The action unfurls exclusively in the head of Billy Lynn, a 19-year-old from a small Texas town who was at the centre of the firefight and can’t shake the memory of a dying friend. Nor can he shake his fear of returning to Iraq, which has become less about a collective struggle against an enemy than about each individual soldier’s evasive manoeuvres against death. Even the novel’s satiric subplot – Hollywood’s quickly waning interest in making a movie about Bravo – resonates most when it intersects with this mortal dread: the soldiers are desperate to cash in now because later they may be dead.
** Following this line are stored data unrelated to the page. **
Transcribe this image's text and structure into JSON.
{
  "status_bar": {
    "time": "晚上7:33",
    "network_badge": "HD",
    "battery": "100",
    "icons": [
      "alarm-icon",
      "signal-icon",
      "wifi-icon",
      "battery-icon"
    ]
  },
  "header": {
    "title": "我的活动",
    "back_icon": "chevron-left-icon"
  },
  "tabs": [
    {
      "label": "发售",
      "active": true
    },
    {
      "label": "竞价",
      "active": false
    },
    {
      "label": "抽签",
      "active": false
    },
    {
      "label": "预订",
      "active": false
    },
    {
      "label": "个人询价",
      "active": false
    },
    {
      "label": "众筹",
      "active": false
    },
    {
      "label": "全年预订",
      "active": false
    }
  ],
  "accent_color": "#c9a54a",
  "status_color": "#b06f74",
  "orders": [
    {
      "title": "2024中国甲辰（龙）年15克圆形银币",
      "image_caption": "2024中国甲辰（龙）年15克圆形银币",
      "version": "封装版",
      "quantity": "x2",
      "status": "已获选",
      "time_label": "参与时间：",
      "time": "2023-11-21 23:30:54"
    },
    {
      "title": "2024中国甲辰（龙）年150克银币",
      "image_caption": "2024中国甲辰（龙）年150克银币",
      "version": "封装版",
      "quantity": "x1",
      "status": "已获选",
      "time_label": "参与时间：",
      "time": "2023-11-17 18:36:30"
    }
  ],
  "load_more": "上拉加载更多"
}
The novel’s poignancy lies partly in Billy coming to cherish, almost with surprise, the value of his own life, even as the day’s events deflate his self-worth. His heroism has brought him into unprecedented proximity with wealth and power, embodied by the Cowboys’ owners, players and Very Important Patrons. Even as these encounters open his sense of possibility, they also whittle him down, never more so than when he and the other soldiers find themselves as props at halftime – with post-traumatic-stress-disorder-inducing fireworks thundering overhead – for Beyoncé’s booty-shaking. “All the freak-out flavors of an ambush situation without any of the compensating murderous release,” as Fountain puts it.

Fountain’s short story collection Brief Encounters with Che Guevara (2006) sketched, with a wry, gentle eye, Americans befuddled by encounters with the foreign. Billy is befuddled too, but by his own countrymen, who have been made strange, even freakish to him by his time in Iraq.
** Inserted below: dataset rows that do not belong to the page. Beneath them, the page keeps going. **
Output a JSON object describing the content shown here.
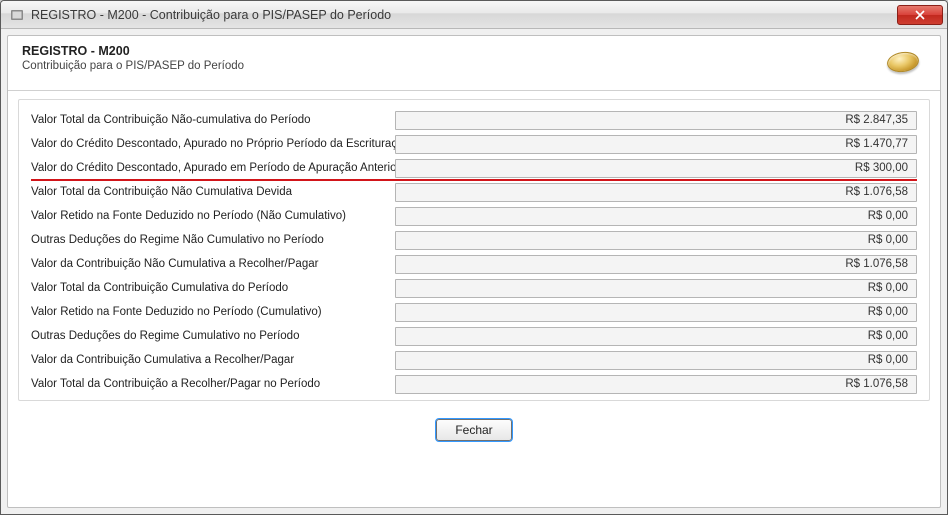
{
  "window": {
    "title": "REGISTRO - M200 - Contribuição para o PIS/PASEP do Período"
  },
  "header": {
    "title": "REGISTRO - M200",
    "subtitle": "Contribuição para o PIS/PASEP do Período"
  },
  "rows": [
    {
      "label": "Valor Total da Contribuição Não-cumulativa do Período",
      "value": "R$ 2.847,35",
      "highlight": false
    },
    {
      "label": "Valor do Crédito Descontado, Apurado no Próprio Período da Escrituração",
      "value": "R$ 1.470,77",
      "highlight": false
    },
    {
      "label": "Valor do Crédito Descontado, Apurado em Período de Apuração Anterior",
      "value": "R$ 300,00",
      "highlight": true
    },
    {
      "label": "Valor Total da Contribuição Não Cumulativa Devida",
      "value": "R$ 1.076,58",
      "highlight": false
    },
    {
      "label": "Valor Retido na Fonte Deduzido no Período (Não Cumulativo)",
      "value": "R$ 0,00",
      "highlight": false
    },
    {
      "label": "Outras Deduções do Regime Não Cumulativo no Período",
      "value": "R$ 0,00",
      "highlight": false
    },
    {
      "label": "Valor da Contribuição Não Cumulativa a Recolher/Pagar",
      "value": "R$ 1.076,58",
      "highlight": false
    },
    {
      "label": "Valor Total da Contribuição Cumulativa do Período",
      "value": "R$ 0,00",
      "highlight": false
    },
    {
      "label": "Valor Retido na Fonte Deduzido no Período (Cumulativo)",
      "value": "R$ 0,00",
      "highlight": false
    },
    {
      "label": "Outras Deduções do Regime Cumulativo no Período",
      "value": "R$ 0,00",
      "highlight": false
    },
    {
      "label": "Valor da Contribuição Cumulativa a Recolher/Pagar",
      "value": "R$ 0,00",
      "highlight": false
    },
    {
      "label": "Valor Total da Contribuição a Recolher/Pagar no Período",
      "value": "R$ 1.076,58",
      "highlight": false
    }
  ],
  "footer": {
    "close_label": "Fechar"
  }
}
In many ways the novel’s putative action – a spark of hot romance with a cheerleader; the question of whether Billy will duck out of returning to the war – is merely a pretext for the exploration of this estrangement: for the question of whether fighting the war makes you “the enemy of all that sent you to the war”.

Perhaps as a result, Billy Lynn’s Long Halftime Walk occasionally feels too much like the repetitive slog Billy himself is enduring. Fountain’s vivid, fluid prose mostly overcomes this inertia although his adroit metaphors and similes are sometimes piled as thickly as one of the Cowboys’ refulgent buffets. The novel works best when its spot-on observations seem to, if not emanate from Billy Lynn’s brain, at least comport with his thinking, less well when it feels like a lecture from Fountain, whose resonant digs about Americans’ consumerism and childlike complacency and the wrongness and futility of the Iraq war can seem a cheap satisfaction. Americans can be, quite literally, a fat target.

Fountain is a writer interested in moral quandaries, and the complicated one lurking beneath this novel’s surface is where, exactly, a reader should sit in relation to it. By hewing so closely to Billy’s point of view, Fountain encourages a reader to share it. Yet Fountain seems too smart not to know that, rather than the young soldiers putting their young lives on the line, it is his Texan buffoons that the rest of us most closely resemble.